Выбрать главу

Рейн целил ближе — в научпоп, стал писать сценарии для документальных фильмов, но в перспективе имел в виду Сценарные курсы в Москве, означающие двухлетнюю стипендию, то есть хлеб и крышу над головой, бесцензурные кинопросмотры и возможность завязывать узы делового приятельства с кем и насколько угодно.

Туда же потянулся и Авербах и действительно нашел для себя все сокровища жизни. И — себя самого.

Туда же, после, и Найман, и потом Еремин.

Виктор Голявкин, обэриут наших дней, пустился размазывать свой слишком уж емкий, концентрированный талант в детской литературе. Тем же занялся и Вольф, тоже разбавляя свой дар, и еще жиже. Жанр обязывал.

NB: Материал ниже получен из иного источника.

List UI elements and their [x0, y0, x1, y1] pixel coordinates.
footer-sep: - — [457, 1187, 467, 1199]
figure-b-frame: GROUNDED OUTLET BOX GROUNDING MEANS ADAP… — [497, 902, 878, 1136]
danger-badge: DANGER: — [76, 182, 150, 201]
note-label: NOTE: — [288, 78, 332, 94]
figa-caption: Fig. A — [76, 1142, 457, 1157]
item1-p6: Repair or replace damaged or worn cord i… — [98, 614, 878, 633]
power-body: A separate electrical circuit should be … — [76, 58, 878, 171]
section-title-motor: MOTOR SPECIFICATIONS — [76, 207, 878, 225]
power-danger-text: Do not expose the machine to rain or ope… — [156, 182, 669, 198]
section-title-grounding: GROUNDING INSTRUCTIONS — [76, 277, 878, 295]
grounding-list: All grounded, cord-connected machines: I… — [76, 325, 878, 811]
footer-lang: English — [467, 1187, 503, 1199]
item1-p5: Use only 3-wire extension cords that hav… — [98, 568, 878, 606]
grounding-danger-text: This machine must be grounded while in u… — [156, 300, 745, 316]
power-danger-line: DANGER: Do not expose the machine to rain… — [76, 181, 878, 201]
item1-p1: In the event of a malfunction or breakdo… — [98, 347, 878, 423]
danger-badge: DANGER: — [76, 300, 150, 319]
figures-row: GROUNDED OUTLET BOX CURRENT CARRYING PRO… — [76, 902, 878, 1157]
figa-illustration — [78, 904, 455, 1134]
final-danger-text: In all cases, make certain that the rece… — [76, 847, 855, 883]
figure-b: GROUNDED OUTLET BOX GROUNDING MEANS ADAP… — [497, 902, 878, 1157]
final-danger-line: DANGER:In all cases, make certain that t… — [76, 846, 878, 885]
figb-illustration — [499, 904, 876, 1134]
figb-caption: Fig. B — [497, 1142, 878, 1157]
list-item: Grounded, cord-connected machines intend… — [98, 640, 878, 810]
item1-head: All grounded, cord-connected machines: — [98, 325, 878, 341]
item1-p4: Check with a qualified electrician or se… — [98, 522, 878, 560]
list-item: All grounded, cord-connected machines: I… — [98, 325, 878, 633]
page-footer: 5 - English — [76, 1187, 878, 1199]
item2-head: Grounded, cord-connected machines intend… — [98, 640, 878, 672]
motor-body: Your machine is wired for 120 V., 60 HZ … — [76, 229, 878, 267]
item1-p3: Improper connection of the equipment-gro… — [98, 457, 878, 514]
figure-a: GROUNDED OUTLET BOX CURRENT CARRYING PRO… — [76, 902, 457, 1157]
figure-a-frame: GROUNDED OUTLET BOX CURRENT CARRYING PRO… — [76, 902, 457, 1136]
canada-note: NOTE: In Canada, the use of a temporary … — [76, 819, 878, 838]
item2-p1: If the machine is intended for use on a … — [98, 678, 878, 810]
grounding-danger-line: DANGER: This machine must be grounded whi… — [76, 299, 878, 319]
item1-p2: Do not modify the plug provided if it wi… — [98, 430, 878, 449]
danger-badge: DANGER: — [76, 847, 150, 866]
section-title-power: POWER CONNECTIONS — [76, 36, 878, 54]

Я потоптался вокруг журнала “Костер”, — меня привлекали к нему две причины: во-первых, его редакция располагалась на Таврической, через два дома от моего, в прелестном строении позапрошлого века, которое теперь уже уничтожено. Во-вторых, моя тетка Наталья Зубковская (Таля) работала там до войны, у нее хранились переплетенные в пламенный дерматин выпуски “Костра” за много лет, и я унаследовал от нее родственные чувства к журналу. Но там прочно засел Леша Лившиц (впоследствии — Лев Лосев), и он обдавал меня льдом всякий раз, когда я заходил туда по-соседски да и по-литераторски тоже.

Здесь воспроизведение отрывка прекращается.